The winding path to CareNet for Resident Robert Willis

Robert WillisSome would say that Robert Willis, CareNet resident, stumbled into work as a clinician, but he would say it was all God’s doing. His path began in youth ministry with dual degrees Christian Missions and Youth Ministry from Pfeiffer University in Misenheimer, NC. But he quickly felt overwhelmed as a young adult without any background in counseling as he interacted with high-risk adolescents who were suffering from a myriad of mental health and spiritual issues. As he finished up his undergraduate degrees, Pfeiffer began a new Masters of Marriage and Family Therapy program, and he was chosen to be a part of the first cohort. Through this degree program he found a passion in working with struggling adolescents and their families from a therapeutic perspective. Upon graduation, Robert learned of the residency program after the deadline for application and ultimately there were no positions available.  However, Robert reflects, “After a series of divine interventions, it was a God-thing that I ended up at CareNet – it wasn’t a coincidence.” He began the residency program in April of 2010, received his full license in September 2012 and is currently at work on his paneling process to be able to bill insurance. He is also helping CareNet, Inc. to establish a new CareNet center in Elkin, NC.

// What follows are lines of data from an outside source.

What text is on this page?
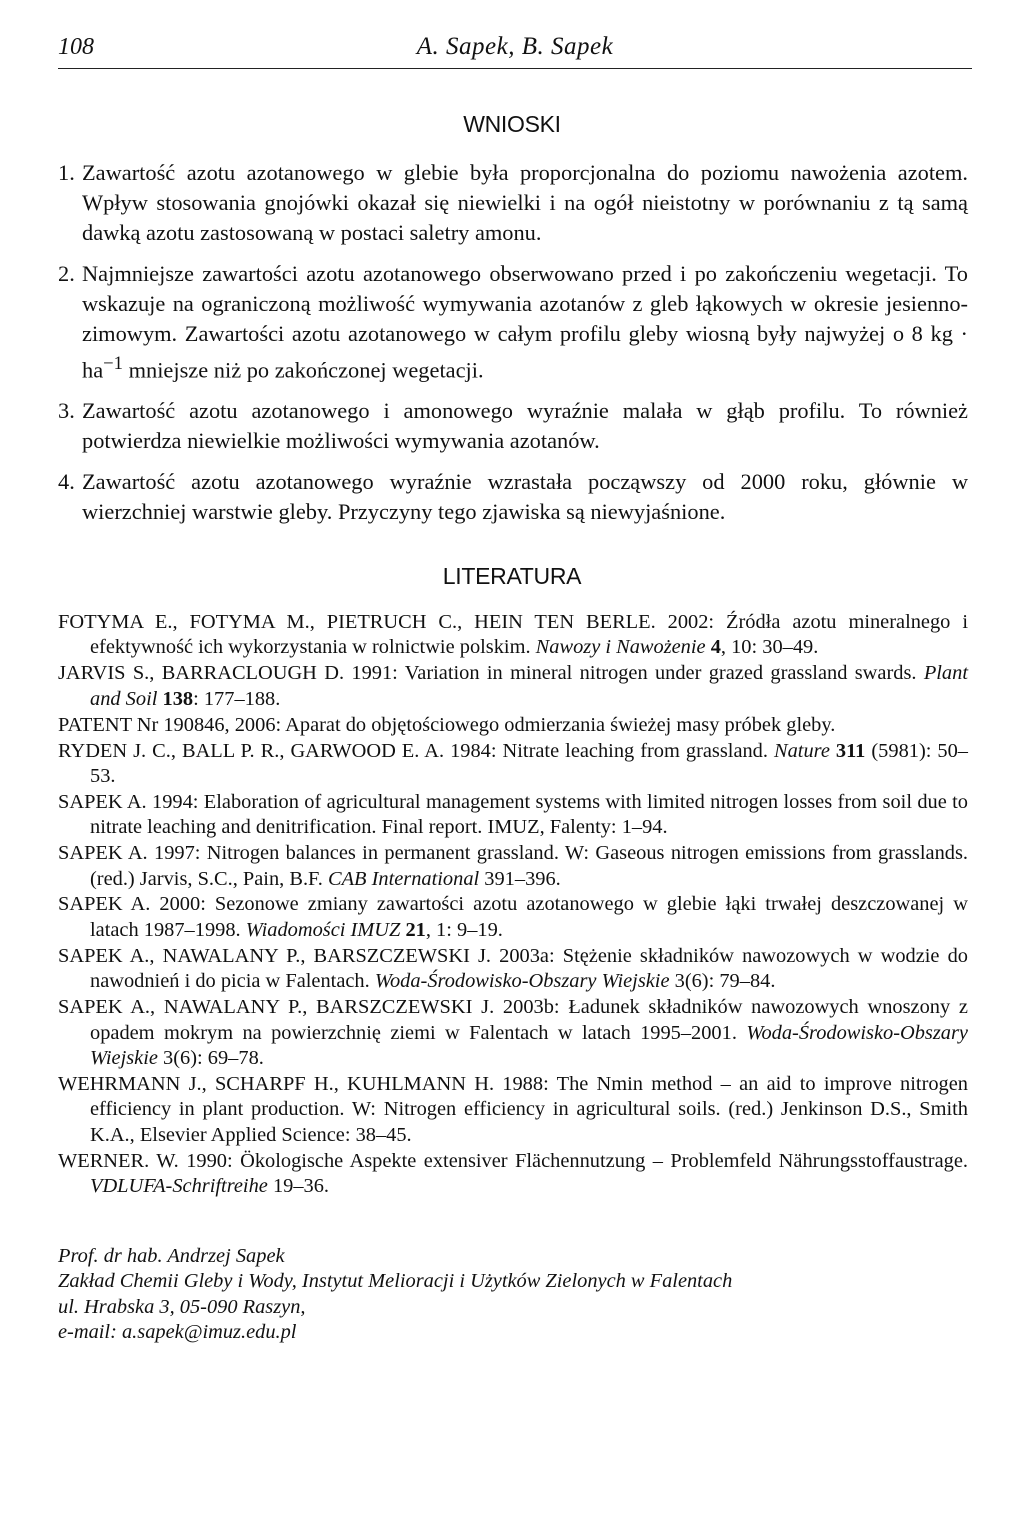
108	A. Sapek, B. Sapek
WNIOSKI

1. Zawartość azotu azotanowego w glebie była proporcjonalna do poziomu nawożenia azotem. Wpływ stosowania gnojówki okazał się niewielki i na ogół nieistotny w porównaniu z tą samą dawką azotu zastosowaną w postaci saletry amonu.

2. Najmniejsze zawartości azotu azotanowego obserwowano przed i po zakończeniu wegetacji. To wskazuje na ograniczoną możliwość wymywania azotanów z gleb łąkowych w okresie jesienno-zimowym. Zawartości azotu azotanowego w całym profilu gleby wiosną były najwyżej o 8 kg · $ha^{-1}$ mniejsze niż po zakończonej wegetacji.

3. Zawartość azotu azotanowego i amonowego wyraźnie malała w głąb profilu. To również potwierdza niewielkie możliwości wymywania azotanów.

4. Zawartość azotu azotanowego wyraźnie wzrastała począwszy od 2000 roku, głównie w wierzchniej warstwie gleby. Przyczyny tego zjawiska są niewyjaśnione.

LITERATURA

FOTYMA E., FOTYMA M., PIETRUCH C., HEIN TEN BERLE. 2002: Źródła azotu mineralnego i efektywność ich wykorzystania w rolnictwie polskim. Nawozy i Nawożenie 4, 10: 30–49.

JARVIS S., BARRACLOUGH D. 1991: Variation in mineral nitrogen under grazed grassland swards. Plant and Soil 138: 177–188.

PATENT Nr 190846, 2006: Aparat do objętościowego odmierzania świeżej masy próbek gleby.

RYDEN J. C., BALL P. R., GARWOOD E. A. 1984: Nitrate leaching from grassland. Nature 311 (5981): 50–53.

SAPEK A. 1994: Elaboration of agricultural management systems with limited nitrogen losses from soil due to nitrate leaching and denitrification. Final report. IMUZ, Falenty: 1–94.

SAPEK A. 1997: Nitrogen balances in permanent grassland. W: Gaseous nitrogen emissions from grasslands. (red.) Jarvis, S.C., Pain, B.F. CAB International 391–396.

SAPEK A. 2000: Sezonowe zmiany zawartości azotu azotanowego w glebie łąki trwałej deszczowanej w latach 1987–1998. Wiadomości IMUZ 21, 1: 9–19.

SAPEK A., NAWALANY P., BARSZCZEWSKI J. 2003a: Stężenie składników nawozowych w wodzie do nawodnień i do picia w Falentach. Woda-Środowisko-Obszary Wiejskie 3(6): 79–84.

SAPEK A., NAWALANY P., BARSZCZEWSKI J. 2003b: Ładunek składników nawozowych wnoszony z opadem mokrym na powierzchnię ziemi w Falentach w latach 1995–2001. Woda-Środowisko-Obszary Wiejskie 3(6): 69–78.

WEHRMANN J., SCHARPF H., KUHLMANN H. 1988: The Nmin method – an aid to improve nitrogen efficiency in plant production. W: Nitrogen efficiency in agricultural soils. (red.) Jenkinson D.S., Smith K.A., Elsevier Applied Science: 38–45.

WERNER. W. 1990: Ökologische Aspekte extensiver Flächennutzung – Problemfeld Nährungsstoffaustrage. VDLUFA-Schriftreihe 19–36.

Prof. dr hab. Andrzej Sapek
Zakład Chemii Gleby i Wody, Instytut Melioracji i Użytków Zielonych w Falentach
ul. Hrabska 3, 05-090 Raszyn,
e-mail: a.sapek@imuz.edu.pl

Robert finds tremendous value in spiritual-theological integrated therapy.

“As a marriage and family therapist, I try to view the entire context of the client – not only as they are in my room, but also as they exist outside my office. I take into account the positive resources, and also the negative resources, that affect the client in every day life. Many will report that their personal faith (with varying faith traditions) is beneficial to them. But some feel beat down when they go to church; they don’t feel connected to God. As a counselor, integrating that huge part of their life (faith) that already exists is extremely beneficial. I am able to merge those two worlds [faith and psychology], which is really just one world inside the client.

Of my clients, 70% of the females I work with report being physically or sexually abused as a child. They’ll use phrases like “I feel desecrated” – well, that is a faith word describing how they view themselves and thus how they think God might see them. I have the great privilege of helping them understand how God sees them- beautiful and loved.”

Reflecting on his experience with CareNet, he adds, “The process of being involved in the residency has not only allowed me to be more comfortable working with persons around topics of faith, but really has encouraged me to seek out that conversation.  Furthermore, the inherent permission CareNet gives to clinicians as pertains to broaching topics of faith – is significant. It is a freeing experience for me.”

In addition to his work with the North Wilkesboro center and the residency program, Robert has continued to work in youth ministry for over ten years. He currently serves as the part-time youth minister at First United Methodist Church in Elkin and plans to continue in youth ministry even as he grows as a clinician. He also serves on a CareNet team to develop and research co-location integrative behavioral  healthcare. And, no small thing, he and his wife are expecting their first child this summer.

Like the other residents, during the three-year program, he will see the CareNet clients who do not have insurance or who are underinsured. The residents meet every month for two days in Winston-Salem with their director, Dr. Russell Jones, as well as other CareNet, Inc. employees. They attend seminars and discuss counseling theory, theological and spiritual integration, and practical intervention.